My problem with the causing death by action rather than inaction, is that I think you have the right to take any action with your own body you want and if there happens to be someone in your body that you don't want to be there anyway, you still have that right. Because that person has no right to be there without your consent IYSWIM.

It ties in with the arguments around rape and women's autonomy. It's about women's absolute power over their own body. For me, it really is philosophically simple, though of course in practice it can become fiendishly difficult.

There have been cases in the USA where women who have tried to commit suicide while they were pregnant, have been threatened with being tried for murder because in attempting suicide, they would have killed the baby. (I don't know if the trials were ever carried out.) This is a stark reminder that if you elevate the baby in a woman's body to having the same rights as a woman, what you are in fact doing, is depriving women of their rights.

I wish there was a compromise about this, but there really isn't. Either a woman is a full human being with full powers over her own body, or she isn't. Either she should be punished by the law for exerting illegal control over her own body, or she shouldn't.

WidowWadman Fri 26-Apr-13 15:51:41

100% agree with seeker "I'm saying that you have a perfect right to be anti abortion for yourself, and remain a feminist. I really don't think you can be a feminist and deny another woman self determination.

I do find this very difficult indeed, and I have struggled with it for nearly 40 years. But difficult or not, I believe it to be true"

I do believe that the feminist spectrum is a very wide one, but the second somebody suggests that a woman should not have the right to decide what happens to her own body, you drop off the feminist spectrum.

msrisotto Fri 26-Apr-13 15:52:26

Of course Basil. There are also women suffering miscarriages and being charged with murder here for those interested

garlicyoni Fri 26-Apr-13 16:21:07

shock shock shock MrsR!

At least 38 of the 50 states across America have introduced foetal homicide laws that ... are increasingly being turned by renegade prosecutors against the women themselves.

Women are not people, they are propagators under public control. Apparently. angry

msrisotto Fri 26-Apr-13 16:28:50

When access to abortion is threatened, pregnant women die.
This is why it is important not to legislate over other women's bodies. Fine to be anti abortion for yourself but leave others be.
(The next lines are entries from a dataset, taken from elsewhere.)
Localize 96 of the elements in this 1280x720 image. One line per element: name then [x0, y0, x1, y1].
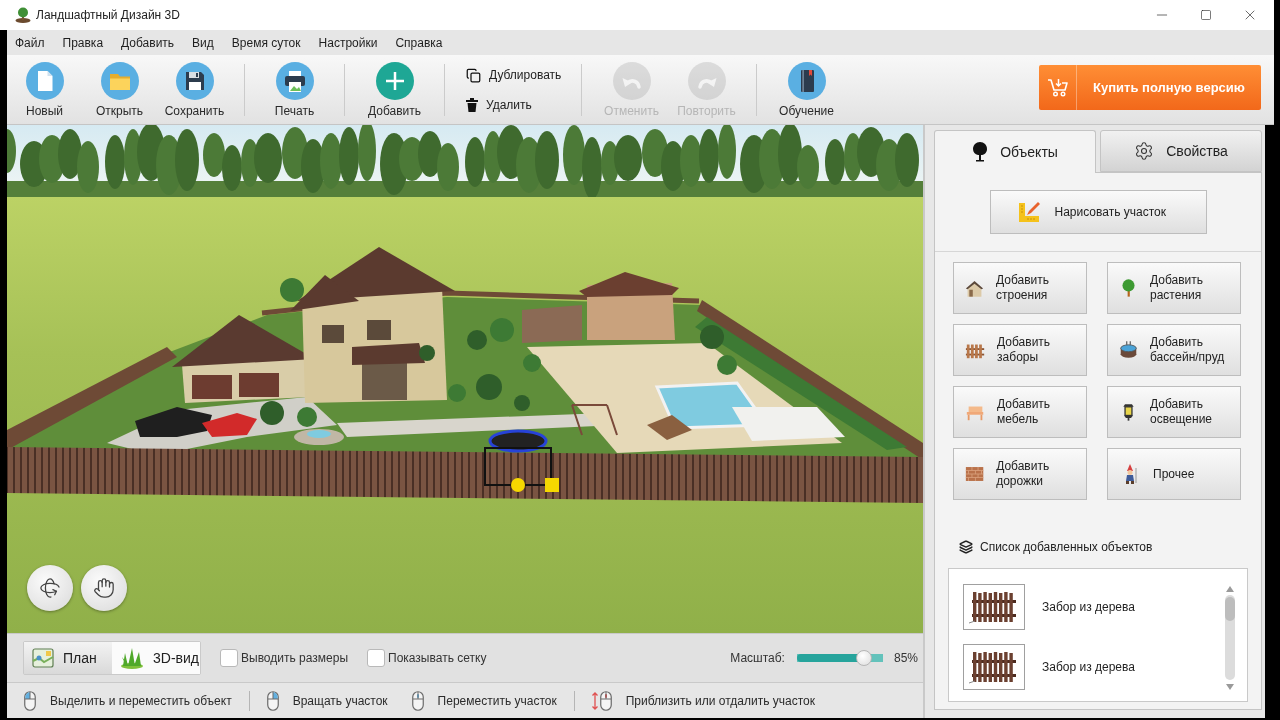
layers-icon — [959, 540, 973, 554]
open-button[interactable]: Открыть — [82, 55, 157, 124]
floppy-disk-icon — [175, 62, 214, 100]
panel-tab[interactable]: Свойства — [1100, 130, 1262, 172]
checkbox-label[interactable]: Показывать сетку — [388, 651, 487, 665]
checkbox[interactable] — [220, 649, 238, 667]
trash-icon — [466, 98, 478, 112]
round-handle[interactable] — [511, 478, 525, 492]
menu-item[interactable]: Справка — [395, 35, 443, 50]
folder-icon — [100, 62, 139, 100]
tree — [490, 318, 514, 342]
window-title: Ландшафтный Дизайн 3D — [36, 8, 180, 22]
menu-item[interactable]: Правка — [62, 35, 104, 50]
status-hint: Вращать участок — [292, 693, 388, 708]
tree — [476, 374, 502, 400]
save-button[interactable]: Сохранить — [157, 55, 232, 124]
undo-icon — [612, 62, 651, 100]
add-category-button[interactable]: Добавить заборы — [953, 324, 1087, 376]
add-category-button[interactable]: Прочее — [1107, 448, 1241, 500]
app-logo-icon — [15, 7, 31, 23]
menu-item[interactable]: Вид — [192, 35, 214, 50]
settings-icon — [1134, 141, 1155, 161]
add-category-button[interactable]: Добавить дорожки — [953, 448, 1087, 500]
menu-item[interactable]: Добавить — [121, 35, 175, 50]
add-category-button[interactable]: Добавить освещение — [1107, 386, 1241, 438]
checkbox[interactable] — [367, 649, 385, 667]
redo-icon — [687, 62, 726, 100]
swing — [571, 404, 618, 436]
duplicate-button[interactable]: Дублировать — [464, 63, 562, 87]
add-category-button[interactable]: Добавить бассейн/пруд — [1107, 324, 1241, 376]
menu-item[interactable]: Время суток — [231, 35, 301, 50]
status-hint: Выделить и переместить объект — [50, 693, 232, 708]
add-button[interactable]: Добавить — [357, 55, 432, 124]
rotate-view-button[interactable] — [27, 565, 73, 611]
menu-item[interactable]: Настройки — [318, 35, 378, 50]
fence-thumbnail-icon — [963, 584, 1025, 630]
tree — [700, 325, 724, 349]
grass-icon — [120, 647, 144, 669]
tree — [523, 354, 541, 372]
tree-icon — [1119, 277, 1138, 299]
tree — [260, 401, 284, 425]
printer-icon — [275, 62, 314, 100]
tree — [419, 345, 435, 361]
slider-thumb[interactable] — [856, 650, 873, 666]
list-heading: Список добавленных объектов — [980, 540, 1153, 554]
trampoline — [488, 429, 548, 453]
delete-button[interactable]: Удалить — [464, 93, 562, 117]
copy-icon — [466, 67, 481, 83]
fountain — [294, 429, 344, 445]
scrollbar[interactable] — [1224, 586, 1236, 690]
list-item-label[interactable]: Забор из дерева — [1042, 660, 1135, 674]
panel-tab[interactable]: Объекты — [934, 130, 1096, 173]
selection-frame — [484, 447, 552, 486]
book-icon — [787, 62, 826, 100]
view-mode-button[interactable]: План — [24, 642, 112, 674]
print-button[interactable]: Печать — [257, 55, 332, 124]
tree — [297, 407, 317, 427]
rotate-3d-icon — [39, 577, 61, 599]
draw-plot-button[interactable]: Нарисовать участок — [989, 190, 1207, 234]
tree — [467, 330, 487, 350]
square-handle[interactable] — [545, 478, 559, 492]
wooden-platform — [647, 415, 692, 440]
mouse-scroll-icon — [591, 690, 612, 711]
zoom-value: 85% — [893, 651, 918, 665]
checkbox-label[interactable]: Выводить размеры — [241, 651, 348, 665]
3d-viewport[interactable] — [7, 125, 923, 633]
mouse-icon — [411, 690, 424, 711]
fence-thumbnail-icon — [963, 644, 1025, 690]
status-hint: Приблизить или отдалить участок — [625, 693, 815, 708]
hand-icon — [93, 577, 115, 599]
ruler-pencil-icon — [1016, 200, 1041, 224]
tree — [717, 355, 737, 375]
status-hint: Переместить участок — [437, 693, 557, 708]
add-category-button[interactable]: Добавить строения — [953, 262, 1087, 314]
tree — [448, 384, 466, 402]
mouse-icon — [266, 690, 279, 711]
add-category-button[interactable]: Добавить мебель — [953, 386, 1087, 438]
document-icon — [25, 62, 64, 100]
tree — [514, 395, 530, 411]
menu-item[interactable]: Файл — [15, 35, 45, 50]
zoom-label: Масштаб: — [730, 651, 785, 665]
maximize-icon[interactable] — [1200, 9, 1212, 21]
view-mode-button[interactable]: 3D-вид — [112, 642, 200, 674]
cart-icon — [1046, 77, 1069, 98]
tutorial-button[interactable]: Обучение — [769, 55, 844, 124]
plus-icon — [375, 62, 414, 100]
add-category-button[interactable]: Добавить растения — [1107, 262, 1241, 314]
car — [202, 413, 257, 437]
list-item-label[interactable]: Забор из дерева — [1042, 600, 1135, 614]
tree-icon — [972, 142, 989, 162]
hot-tub-icon — [1119, 339, 1138, 361]
pan-view-button[interactable] — [81, 565, 127, 611]
map-icon — [32, 648, 54, 668]
new-button[interactable]: Новый — [7, 55, 82, 124]
mouse-icon — [24, 690, 36, 711]
tree — [280, 278, 304, 302]
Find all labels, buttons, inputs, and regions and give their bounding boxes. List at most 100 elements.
YoniMatopoeia Fri 26-Apr-13 17:45:02

MrsM that link on prosecutions in America is horrific

msrisotto Fri 26-Apr-13 17:51:13

Terrifying i agree!

WadsCollop Fri 26-Apr-13 18:34:09

I am absolutely not saying that choice = imposition, other than that it has effect outside of just the woman involved. In my opinion the baby is also a person, and whether 'parasitic' or not, has rights. Right to life is, in my opinion, paramount over right to choice or bodily autonomy.

WadsCollop Fri 26-Apr-13 18:39:07

And anyway, back to the OP... I'm sorry to offend the blogger, but I think it is base. 'Awesome' is unlikely to be something that many self-respecting feminists would choose to describe themselves as.

YoniMatopoeia Fri 26-Apr-13 18:41:41

One of my mum's friends was called by a hospital to give blood. He had a very rare blood group. They had nothing suitable for a casualty who had been brought in. He was on call to them (some years ago)o

Should he have been forced?

WadsCollop Fri 26-Apr-13 18:45:00

And yes, it is awful that pregnant women die when denied abortion. It is also, IMO, awful that children die during abortion.

I suppose the real question is about value of life. Someone above mentioned adults, implying that their needs are greater than an unborn child's. I'm sure I see things differently, but in my mind the child in the equation has greater need of protection than the adult. But I'm still very confused as to where that line should be drawn. Definitely well before birth though, I am sure of that.

WadsCollop Fri 26-Apr-13 18:46:17

Did your mum's friend engage in an activity that forced that person's existence? No?

WadsCollop Fri 26-Apr-13 18:49:14

And (sorry o rant) as for the 12 month parasitic state thing... Does that mean that breastfeeding mothers of newborn should have the right to kill their babies if it doesn't suit them to look after them? What nonsense!